In short, the vaunted “deadlock” on immigration that many predicted would last through 2012 may not, in fact, last that long. Neither party can afford to be viewed as “obstructionist” on an issue that has proven to be the nation’s thorniest and most volatile -but on which the public is demanding real action. In some ways, the tables have now turned: with the GOP running the House, it’s finally in a position to set the agenda and to compel the Democrats to respond. And having made clear last week that the agenda is no longer one immediately guaranteed to inflame Latinos, and much of the nation – birthright citizenship – the Democrats must now prepare to parry with the GOP on workplace enforcement – and beyond.
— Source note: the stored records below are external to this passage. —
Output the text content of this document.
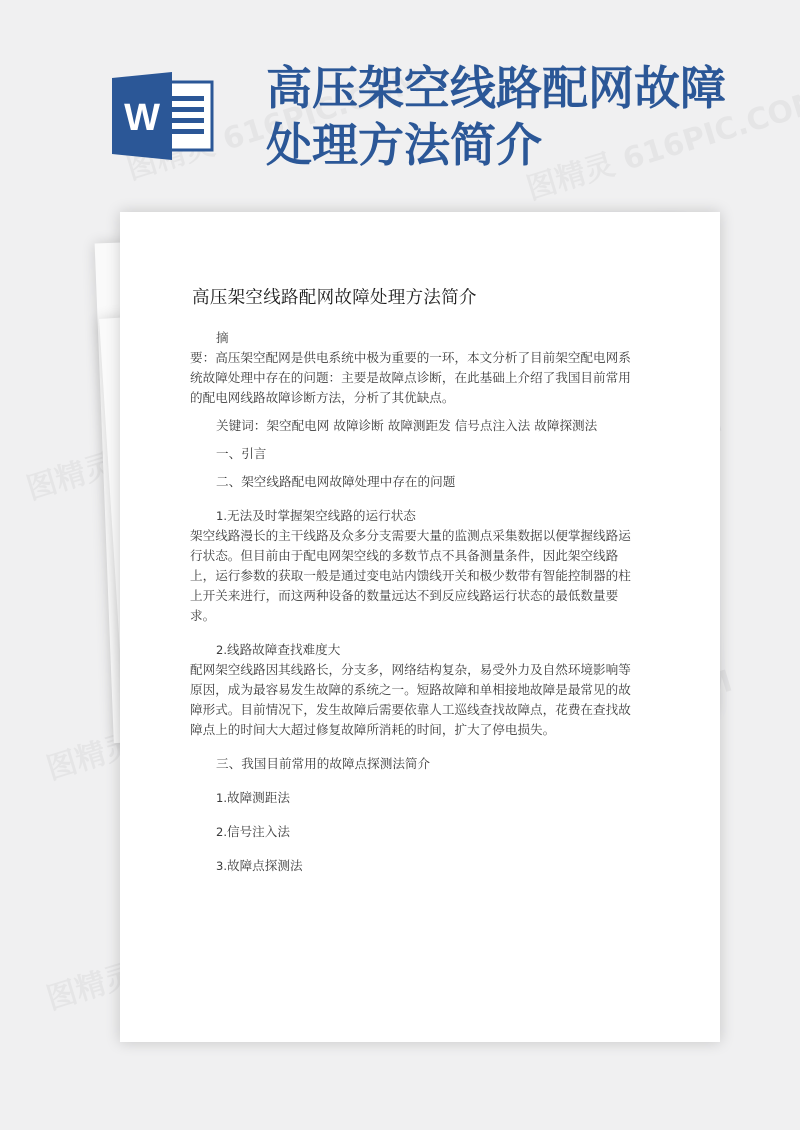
W
高压架空线路配网故障处理方法简介
高压架空线路配网故障处理方法简介

摘

要：高压架空配网是供电系统中极为重要的一环，本文分析了目前架空配电网系统故障处理中存在的问题：主要是故障点诊断，在此基础上介绍了我国目前常用的配电网线路故障诊断方法，分析了其优缺点。

关键词：架空配电网 故障诊断 故障测距发 信号点注入法 故障探测法

一、引言

二、架空线路配电网故障处理中存在的问题

1.无法及时掌握架空线路的运行状态

架空线路漫长的主干线路及众多分支需要大量的监测点采集数据以便掌握线路运行状态。但目前由于配电网架空线的多数节点不具备测量条件，因此架空线路上，运行参数的获取一般是通过变电站内馈线开关和极少数带有智能控制器的柱上开关来进行，而这两种设备的数量远达不到反应线路运行状态的最低数量要求。

2.线路故障查找难度大

配网架空线路因其线路长，分支多，网络结构复杂，易受外力及自然环境影响等原因，成为最容易发生故障的系统之一。短路故障和单相接地故障是最常见的故障形式。目前情况下，发生故障后需要依靠人工巡线查找故障点，花费在查找故障点上的时间大大超过修复故障所消耗的时间，扩大了停电损失。

三、我国目前常用的故障点探测法简介

1.故障测距法

2.信号注入法

3.故障点探测法
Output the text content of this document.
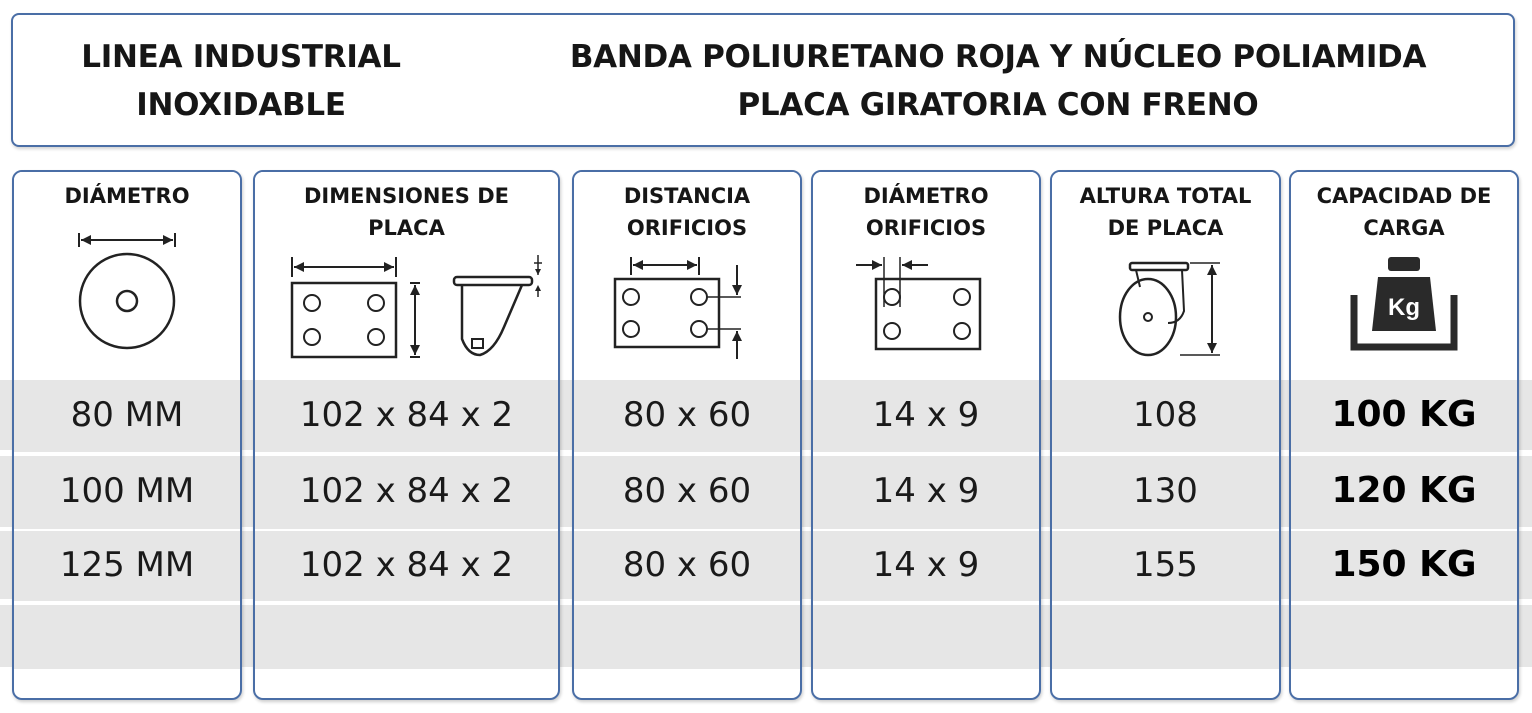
LINEA INDUSTRIAL
INOXIDABLE
BANDA POLIURETANO ROJA Y NÚCLEO POLIAMIDA
PLACA GIRATORIA CON FRENO
DIÁMETRO
80 MM
100 MM
125 MM
DIMENSIONES DE
PLACA
102 x 84 x 2
102 x 84 x 2
102 x 84 x 2
DISTANCIA
ORIFICIOS
80 x 60
80 x 60
80 x 60
DIÁMETRO
ORIFICIOS
14 x 9
14 x 9
14 x 9
ALTURA TOTAL
DE PLACA
108
130
155
CAPACIDAD DE
CARGA
Kg
100 KG
120 KG
150 KG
Of course, there’s always the chance that the two parties may get distracted by other issues, and simply try to punt for two more years. But as the mid-term elections revealed, the do-nothing strategy carries real risks for both parties — the Democrats especially. Republicans successfully exploited immigration as a “wedge” issue with white voters in key congressional districts, which helped them win the House. But they alienated some Latinos in California and the Southwest, and that clearly helped cost them the Senate. With 23 Senate Democrats up for re-election in 2012, compared to just 10 Republicans, senior Republican strategists have no intention of making that mistake again.
Therefore, the best option for Democrats is for the President to get out in front on immigration as quickly as possible and to forge a modest deal that can steal the GOP’s thunder. It won’t be the whole “enchildada” – not even close. But by demonstrating that he’s prepared to embrace the concerns of both parties, and indeed, stand up to his own base, in the short term, Obama may finally “win” with immigration – ensuring his own re-election, averting a further rightward slide, while setting the stage for an expanded legalization program after 2012. Given the current electoral math, that’s probably the best the Democrats can hope for.